I recognise the deficits in capacity that exist in the HSE. When it comes to pressures in emergency departments, I believe that mistakes in implementation were made in some previous reconfigurations. Capacity should have been provided where emergency departments were being consolidated. It was not always done. My belief is that some of the pressures, particularly along the west coast and in Limerick and Galway, are being experienced in part because, when the changes were made to the emergency departments in question, sufficient capacity was not provided for. The Government is doing something about that now. We are addressing the deficits, putting the beds in place and building up the workforce.

More capacity is only part of the answer, however. The other part, which is also essential, lies in reform, which entails consistently providing patients with the quickest access to care using the capacity available to us.It is simply the case that some parts of our health service fare better at this than others. What is needed is consistency across the health service in applying the approaches we know work best for patients. Changes to working practices are needed, including having senior decision-makers rostered in the evenings and at weekends. In the hospitals, this includes senior decision-makers for patient assessment, treatment, admission and discharge.

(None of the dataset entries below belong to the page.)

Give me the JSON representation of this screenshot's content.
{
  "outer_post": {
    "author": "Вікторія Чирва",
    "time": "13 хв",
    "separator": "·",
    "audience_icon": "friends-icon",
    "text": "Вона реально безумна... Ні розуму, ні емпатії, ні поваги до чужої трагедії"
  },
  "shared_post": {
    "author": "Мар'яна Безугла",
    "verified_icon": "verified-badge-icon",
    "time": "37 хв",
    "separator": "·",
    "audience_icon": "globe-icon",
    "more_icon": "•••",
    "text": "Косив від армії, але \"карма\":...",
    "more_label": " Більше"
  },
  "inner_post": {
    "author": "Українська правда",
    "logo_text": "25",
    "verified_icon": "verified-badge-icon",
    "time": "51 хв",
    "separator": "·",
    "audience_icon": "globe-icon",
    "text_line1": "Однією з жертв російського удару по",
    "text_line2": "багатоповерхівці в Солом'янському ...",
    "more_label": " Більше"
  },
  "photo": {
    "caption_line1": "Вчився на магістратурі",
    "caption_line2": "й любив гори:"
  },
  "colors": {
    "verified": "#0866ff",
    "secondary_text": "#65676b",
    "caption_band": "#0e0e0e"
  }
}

This is one of the critical changes we are bringing about in the new consultant contract.

It is not of course just about consultants, many of whom already work evenings and weekends. Consultants and their patients need regular access to theatres and diagnostics. Many healthcare professionals are involved in patient discharge, including health and social care professionals, both in the hospitals and in the community healthcare teams. Over the past few weeks, we have seen just how impactful it is when weekend discharge is increased. We have seen just how big a difference it makes to the number of patients waiting on trolleys and we know some of the best performing hospitals, including those that rarely, if ever, have patients on trolleys, already operate much higher weekend and late evening discharge levels.

There needs to be a relentless focus by managerial and clinical leadership on patient flow. We know many hospitals do this very well and we must see this done consistently across the country. Changes to discharge planning and funding are needed in some areas. This includes block-booking of private capacity, block-booking step-down beds in nursing homes and working with nursing homes to avoid unnecessary presentations to accident and emergency departments.

It is this combination of capacity and reform that leads to better access for patients to the services they need. I am determined to continue with the progress being made, adding more beds, diagnostics and theatres, hiring more healthcare professionals, adding more home care packages, finishing the roll-out of enhanced community services, modernising working practices to ensure the services needed are available when patients need them and supporting hospitals and community healthcare teams to ensure there is consistency of the best approaches seen right across our health services. This is what will provide us with the health service people in Ireland need and deserve, and that our healthcare professionals want to provide.